Sometimes though, you don’t have a choice in the matter and these are relationships that may be life-long. No matter what, this person will be a part of your existence. So, you have two choices: you can try to change how you feel about them or you can put some distance between the two of you. In the end there’s only so much you can do to eliminate frictions that result from having different approaches and values. As vanilla as it sounds we tend to gravitate towards individuals with similar experiences and outlooks. I don’t even think it’s malicious, conversation just tends to form more easily with some more than others. I say, lets not stress about it but allow ourselves to be particular. Let’s not fight.
A prominent guru Ram Dass states that “If you think you are enlightened, go home for Thanksgiving.” The writer Elizabeth Gilbert takes this further in her analysis by emphasizing that your family will of course push your buttons because they are the ones who put them there. I don’t view this negatively at all. Truly loving someone means that you see chips in their facade and love them all the more for it. Anytime you gather together a group of strong personalities there is bound to be some conflict, whether it gets articulated or not.
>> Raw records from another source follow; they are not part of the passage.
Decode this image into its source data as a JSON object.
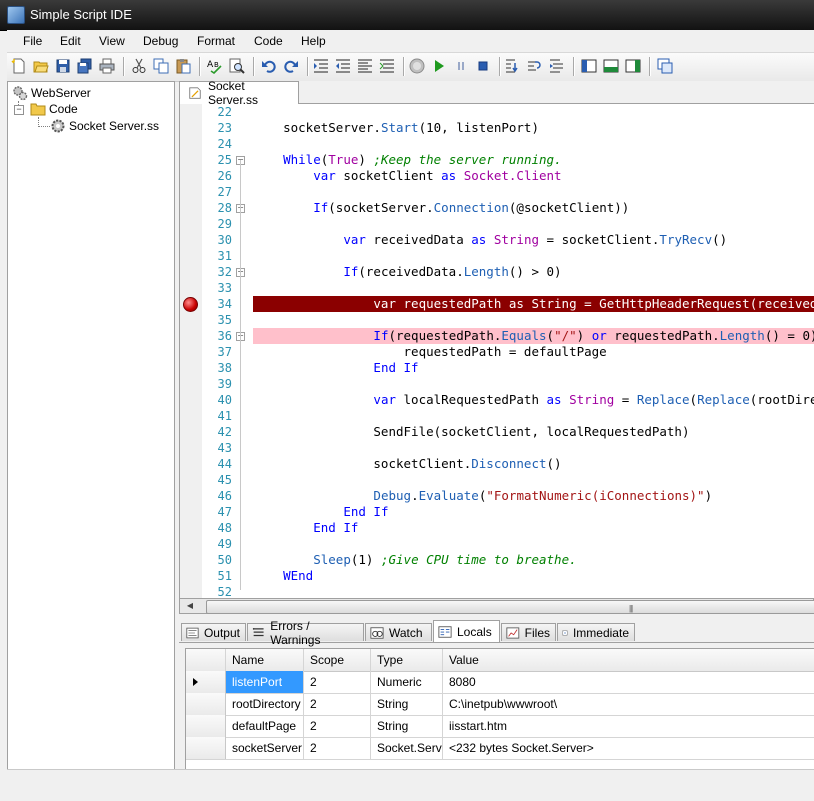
{
  "window": {
    "title": "Simple Script IDE"
  },
  "menu": [
    "File",
    "Edit",
    "View",
    "Debug",
    "Format",
    "Code",
    "Help"
  ],
  "toolbar": {
    "icons": [
      "new-file-icon",
      "open-folder-icon",
      "save-icon",
      "save-all-icon",
      "print-icon",
      "cut-icon",
      "copy-icon",
      "paste-icon",
      "spell-check-icon",
      "find-icon",
      "undo-icon",
      "redo-icon",
      "indent-icon",
      "outdent-icon",
      "align-icon",
      "comment-icon",
      "stop-icon",
      "run-icon",
      "pause-icon",
      "stop-square-icon",
      "step-into-icon",
      "step-over-icon",
      "step-out-icon",
      "panel-left-icon",
      "panel-bottom-icon",
      "panel-right-icon",
      "window-icon"
    ]
  },
  "tree": {
    "root": "WebServer",
    "folder": "Code",
    "file": "Socket Server.ss"
  },
  "doc_tab": {
    "label": "Socket Server.ss"
  },
  "editor": {
    "lines": [
      {
        "n": "22",
        "html": ""
      },
      {
        "n": "23",
        "html": "    socketServer.<span class='f'>Start</span>(10, listenPort)"
      },
      {
        "n": "24",
        "html": ""
      },
      {
        "n": "25",
        "html": "    <span class='k'>While</span>(<span class='t'>True</span>) <span class='c'>;Keep the server running.</span>",
        "fold": true
      },
      {
        "n": "26",
        "html": "        <span class='k'>var</span> socketClient <span class='k'>as</span> <span class='t'>Socket.Client</span>"
      },
      {
        "n": "27",
        "html": ""
      },
      {
        "n": "28",
        "html": "        <span class='k'>If</span>(socketServer.<span class='f'>Connection</span>(@socketClient))",
        "fold": true
      },
      {
        "n": "29",
        "html": ""
      },
      {
        "n": "30",
        "html": "            <span class='k'>var</span> receivedData <span class='k'>as</span> <span class='t'>String</span> = socketClient.<span class='f'>TryRecv</span>()"
      },
      {
        "n": "31",
        "html": ""
      },
      {
        "n": "32",
        "html": "            <span class='k'>If</span>(receivedData.<span class='f'>Length</span>() > 0)",
        "fold": true
      },
      {
        "n": "33",
        "html": ""
      },
      {
        "n": "34",
        "html": "                var requestedPath as String = GetHttpHeaderRequest(receivedData)",
        "bp": true
      },
      {
        "n": "35",
        "html": ""
      },
      {
        "n": "36",
        "html": "                <span class='k'>If</span>(requestedPath.<span class='f'>Equals</span>(<span class='s'>\"/\"</span>) <span class='k'>or</span> requestedPath.<span class='f'>Length</span>() = 0)",
        "fold": true,
        "cur": true
      },
      {
        "n": "37",
        "html": "                    requestedPath = defaultPage"
      },
      {
        "n": "38",
        "html": "                <span class='k'>End If</span>"
      },
      {
        "n": "39",
        "html": ""
      },
      {
        "n": "40",
        "html": "                <span class='k'>var</span> localRequestedPath <span class='k'>as</span> <span class='t'>String</span> = <span class='f'>Replace</span>(<span class='f'>Replace</span>(rootDirectory"
      },
      {
        "n": "41",
        "html": ""
      },
      {
        "n": "42",
        "html": "                SendFile(socketClient, localRequestedPath)"
      },
      {
        "n": "43",
        "html": ""
      },
      {
        "n": "44",
        "html": "                socketClient.<span class='f'>Disconnect</span>()"
      },
      {
        "n": "45",
        "html": ""
      },
      {
        "n": "46",
        "html": "                <span class='f'>Debug</span>.<span class='f'>Evaluate</span>(<span class='s'>\"FormatNumeric(iConnections)\"</span>)"
      },
      {
        "n": "47",
        "html": "            <span class='k'>End If</span>"
      },
      {
        "n": "48",
        "html": "        <span class='k'>End If</span>"
      },
      {
        "n": "49",
        "html": ""
      },
      {
        "n": "50",
        "html": "        <span class='f'>Sleep</span>(1) <span class='c'>;Give CPU time to breathe.</span>"
      },
      {
        "n": "51",
        "html": "    <span class='k'>WEnd</span>"
      },
      {
        "n": "52",
        "html": ""
      }
    ]
  },
  "panel_tabs": [
    {
      "label": "Output",
      "icon": "output-icon"
    },
    {
      "label": "Errors / Warnings",
      "icon": "errors-list-icon"
    },
    {
      "label": "Watch",
      "icon": "watch-icon"
    },
    {
      "label": "Locals",
      "icon": "locals-icon",
      "active": true
    },
    {
      "label": "Files",
      "icon": "files-icon"
    },
    {
      "label": "Immediate",
      "icon": "immediate-icon"
    }
  ],
  "locals": {
    "columns": [
      "Name",
      "Scope",
      "Type",
      "Value"
    ],
    "rows": [
      [
        "listenPort",
        "2",
        "Numeric",
        "8080"
      ],
      [
        "rootDirectory",
        "2",
        "String",
        "C:\\inetpub\\wwwroot\\"
      ],
      [
        "defaultPage",
        "2",
        "String",
        "iisstart.htm"
      ],
      [
        "socketServer",
        "2",
        "Socket.Server",
        "<232 bytes Socket.Server>"
      ]
    ]
  }
}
I find that we are made to fear frank discussions so much because it’s not seen to be particularly dignified. I just find it way less “classy” when people are leaving things unsaid but you know that they will gossip about it tomorrow. I do agree that silence is sometimes the best thing for these situations because the need for honesty should be tempered by long-term thinking. Do you really think the specific context will improve when confronted? If not, then maybe a bit of acceptance is key.
The thing with family too is that you know that they are always going to be a part of your life so treat them well. You have a history together and a bond. So it is a balance, like everything else in life. I believe that Ram Dass also states that it is our purpose to love everyone in the world since respect is integral to forming this type of affection. But some people are better loved from a safe distance. Now, that is one of the most pragmatic and real things that I’ve heard from a guru in a very long time. Sometimes a little bit of space can be the best thing for a relationship.